Assume a matrix $A\in\operatorname{M}_{{4}}({{\mathbb{R}}})$ has $c_{A}(x)=(-1-x)^{3}(4-x)=0$ . List the possibilities for $m_{A}$ .

(Solution:) By Theorem 6.8, the minimal polynomial is a factor of the polynomial $(x+1)^{3}(x-4)$ . By Theorem 6.10, $m_{A}$ contains the factors $(x+1)$ and $(x-4)$ . Since we also know $m_{A}$ is monic, the only possibilities are: $(x+1)(x-4)$ , $(x+1)^{2}(x-4)$ , and $(x+1)^{3}(x-4)$ .

Exercise 6.13:

Assume a matrix $A$ has characteristic polynomial

c_{A}(x)=(x^{2}-2x+1)(3-x)(x^{2}+4x+4).

List the possible minimal polynomials associated to $A$ by finding all polynomials which obey all of the following: monic, divides $c_{A}$ , and has the same roots as $c_{A}$ .

[End of Exercise]

Example 6.14.

Find the minimal polynomial of the matrix $\begin{bmatrix}3&0&0\\ 1&3&0\\ 0&0&3\end{bmatrix}$ .

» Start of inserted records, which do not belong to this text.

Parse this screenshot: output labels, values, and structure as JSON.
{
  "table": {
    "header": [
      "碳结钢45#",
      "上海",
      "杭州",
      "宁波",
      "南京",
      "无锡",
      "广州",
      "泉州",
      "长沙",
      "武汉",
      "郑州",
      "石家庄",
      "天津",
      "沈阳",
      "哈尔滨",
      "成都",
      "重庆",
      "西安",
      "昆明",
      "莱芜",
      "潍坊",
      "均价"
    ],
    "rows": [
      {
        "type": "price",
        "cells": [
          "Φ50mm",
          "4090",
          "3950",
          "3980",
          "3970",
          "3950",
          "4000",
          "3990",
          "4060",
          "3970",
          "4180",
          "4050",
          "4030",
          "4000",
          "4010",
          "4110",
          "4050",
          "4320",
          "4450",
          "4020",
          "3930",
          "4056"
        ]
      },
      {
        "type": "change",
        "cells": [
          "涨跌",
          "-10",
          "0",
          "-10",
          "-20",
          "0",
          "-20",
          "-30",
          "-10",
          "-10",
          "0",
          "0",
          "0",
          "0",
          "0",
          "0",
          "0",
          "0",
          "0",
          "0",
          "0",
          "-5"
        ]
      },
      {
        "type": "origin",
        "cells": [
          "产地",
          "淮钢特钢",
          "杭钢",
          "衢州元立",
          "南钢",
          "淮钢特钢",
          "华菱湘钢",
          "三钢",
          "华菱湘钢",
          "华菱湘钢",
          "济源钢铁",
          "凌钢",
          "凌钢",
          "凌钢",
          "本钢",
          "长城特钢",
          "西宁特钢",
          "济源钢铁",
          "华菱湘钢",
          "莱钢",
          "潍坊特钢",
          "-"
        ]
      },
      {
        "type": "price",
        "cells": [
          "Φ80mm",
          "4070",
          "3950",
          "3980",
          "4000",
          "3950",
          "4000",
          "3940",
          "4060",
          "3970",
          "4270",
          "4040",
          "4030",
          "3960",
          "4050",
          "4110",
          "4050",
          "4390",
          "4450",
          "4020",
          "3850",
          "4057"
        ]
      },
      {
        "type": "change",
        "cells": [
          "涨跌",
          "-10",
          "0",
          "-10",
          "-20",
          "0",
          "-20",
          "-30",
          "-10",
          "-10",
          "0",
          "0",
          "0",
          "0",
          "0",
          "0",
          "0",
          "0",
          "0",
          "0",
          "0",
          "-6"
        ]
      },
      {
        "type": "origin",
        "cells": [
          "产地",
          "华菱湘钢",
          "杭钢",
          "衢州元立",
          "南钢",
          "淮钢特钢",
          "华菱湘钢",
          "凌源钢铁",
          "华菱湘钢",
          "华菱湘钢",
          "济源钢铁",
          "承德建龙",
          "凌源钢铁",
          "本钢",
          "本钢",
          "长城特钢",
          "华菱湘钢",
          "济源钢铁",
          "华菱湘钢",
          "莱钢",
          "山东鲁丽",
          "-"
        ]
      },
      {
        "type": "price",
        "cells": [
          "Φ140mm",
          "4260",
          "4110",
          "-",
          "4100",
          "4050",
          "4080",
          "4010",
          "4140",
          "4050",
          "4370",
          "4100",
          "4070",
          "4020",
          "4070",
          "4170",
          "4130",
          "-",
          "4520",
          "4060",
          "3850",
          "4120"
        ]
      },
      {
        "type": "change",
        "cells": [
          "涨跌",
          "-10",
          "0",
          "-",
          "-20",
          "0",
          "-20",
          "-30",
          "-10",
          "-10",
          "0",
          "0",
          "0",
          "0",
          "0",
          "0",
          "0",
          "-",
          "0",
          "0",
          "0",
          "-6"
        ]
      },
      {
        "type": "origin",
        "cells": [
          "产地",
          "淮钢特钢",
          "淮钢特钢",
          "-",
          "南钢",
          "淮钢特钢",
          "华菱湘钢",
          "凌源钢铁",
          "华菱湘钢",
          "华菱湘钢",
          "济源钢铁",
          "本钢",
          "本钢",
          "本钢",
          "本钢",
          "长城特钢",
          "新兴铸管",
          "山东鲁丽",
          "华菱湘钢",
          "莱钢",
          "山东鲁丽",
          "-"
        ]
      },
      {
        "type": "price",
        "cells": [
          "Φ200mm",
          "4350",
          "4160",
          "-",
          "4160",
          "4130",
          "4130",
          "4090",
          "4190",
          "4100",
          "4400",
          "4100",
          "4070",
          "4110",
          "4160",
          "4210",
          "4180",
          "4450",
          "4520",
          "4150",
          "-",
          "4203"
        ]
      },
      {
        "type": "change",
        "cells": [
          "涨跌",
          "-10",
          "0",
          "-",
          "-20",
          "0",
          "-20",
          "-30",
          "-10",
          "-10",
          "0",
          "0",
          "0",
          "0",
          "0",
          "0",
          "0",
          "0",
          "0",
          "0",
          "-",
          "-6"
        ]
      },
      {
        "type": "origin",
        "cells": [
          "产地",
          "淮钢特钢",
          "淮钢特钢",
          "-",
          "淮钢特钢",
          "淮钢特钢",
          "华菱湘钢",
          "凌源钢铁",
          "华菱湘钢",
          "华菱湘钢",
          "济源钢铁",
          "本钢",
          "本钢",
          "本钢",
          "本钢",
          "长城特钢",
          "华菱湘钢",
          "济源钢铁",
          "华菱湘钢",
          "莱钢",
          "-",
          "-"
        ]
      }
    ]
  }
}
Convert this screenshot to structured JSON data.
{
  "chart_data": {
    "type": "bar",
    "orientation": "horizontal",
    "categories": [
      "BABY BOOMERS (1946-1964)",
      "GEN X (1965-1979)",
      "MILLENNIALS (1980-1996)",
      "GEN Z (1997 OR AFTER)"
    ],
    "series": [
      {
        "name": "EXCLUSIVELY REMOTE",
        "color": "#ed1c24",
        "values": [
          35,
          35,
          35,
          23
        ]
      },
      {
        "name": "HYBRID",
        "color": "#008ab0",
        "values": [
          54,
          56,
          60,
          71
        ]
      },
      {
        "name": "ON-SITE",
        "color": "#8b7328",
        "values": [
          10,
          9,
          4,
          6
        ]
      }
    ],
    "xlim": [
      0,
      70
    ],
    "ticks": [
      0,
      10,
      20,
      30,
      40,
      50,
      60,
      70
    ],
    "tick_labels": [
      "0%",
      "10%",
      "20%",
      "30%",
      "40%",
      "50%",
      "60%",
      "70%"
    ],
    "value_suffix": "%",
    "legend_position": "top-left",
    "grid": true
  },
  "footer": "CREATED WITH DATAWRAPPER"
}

(Solution:) The characteristic polynomial is $c_{A}(x)=\det(A-xI_{3})=(3-x)^{3}.$ Since $m_{A}$ is a factor of $c_{A}$ , the only possibilities for $m_{A}$ are the monic polynomials $x-3$ , $(x-3)^{2}$ , and $(x-3)^{3}$ . We just need to check for which of these is $m_{A}(A)=\vec{0}$ ? We compute:

	$\displaystyle A-3I_{3}$	$\displaystyle=\begin{bmatrix}0&0&0\\ 1&0&0\\ 0&0&0\end{bmatrix}\neq\begin{bmatrix}0&0&0\\ 0&0&0\\ 0&0&0\end{bmatrix},$
	$\displaystyle(A-3I_{3})^{2}$	$\displaystyle=\begin{bmatrix}0&0&0\\ 1&0&0\\ 0&0&0\end{bmatrix}\begin{bmatrix}0&0&0\\ 1&0&0\\ 0&0&0\end{bmatrix}=\begin{bmatrix}0&0&0\\ 0&0&0\\ 0&0&0\end{bmatrix},$
	$\displaystyle(A-3I_{3})^{3}$	$\displaystyle=\begin{bmatrix}0&0&0\\ 1&0&0\\ 0&0&0\end{bmatrix}\begin{bmatrix}0&0&0\\ 1&0&0\\ 0&0&0\end{bmatrix}\begin{bmatrix}0&0&0\\ 1&0&0\\ 0&0&0\end{bmatrix}=\begin{bmatrix}0&0&0\\ 0&0&0\\ 0&0&0\end{bmatrix}.$

So $m_{A}(x)=(x-3)^{2}$ is the minimal polynomial.

Exercise 6.15:

Find the characteristic and minimal polynomials of the following matrices $A\in\operatorname{M}_{{n}}({{\mathbb{C}}})$ .

i.

$\begin{bmatrix}3&2\\ 3&4\end{bmatrix}$ ,
ii.

$\begin{bmatrix}5&-3\\ 4&1\end{bmatrix}$ ,
iii.

$\begin{bmatrix}2&0&1\\ 0&6&2\\ 0&0&2\end{bmatrix}$ ,
iv.

$\begin{bmatrix}2&0&0&1\\ 1&2&0&2\\ 0&0&2&-1\\ 0&0&0&1\end{bmatrix}$ .

Exercise 6.16:

If $B\in\operatorname{M}_{{n}}({{\mathbb{C}}})$ is an invertible matrix, $A\in\operatorname{M}_{{n}}({{\mathbb{C}}})$ , and $p\in\mathcal{P}({\mathbb{C}})$ is some polynomial of degree $r\geq 1$ . Prove that $p(B^{-1}AB)=B^{-1}p(A)B$ . Deduce that similar matrices have the same minimal polynomial.

[End of Exercise]

Summary: A method for finding the minimal polynomial of a matrix $A$ is as follows:

•

Factorize the characteristic polynomial $c_{A}(x)$ into linear (degree 1) factors,
•

List all possible monic polynomial factors of $c_{A}$ ,
•

(Optional) Remove any polynomials which don’t share all the roots of $c_{A}$ ,
•

Remove all polynomials from the list for which $p(A)\neq\vec{0}$ ,
•

Of the remaining polynomials, $m_{A}$ is the one of smallest degree (there should be only one of smallest degree, by Theorem 6.8).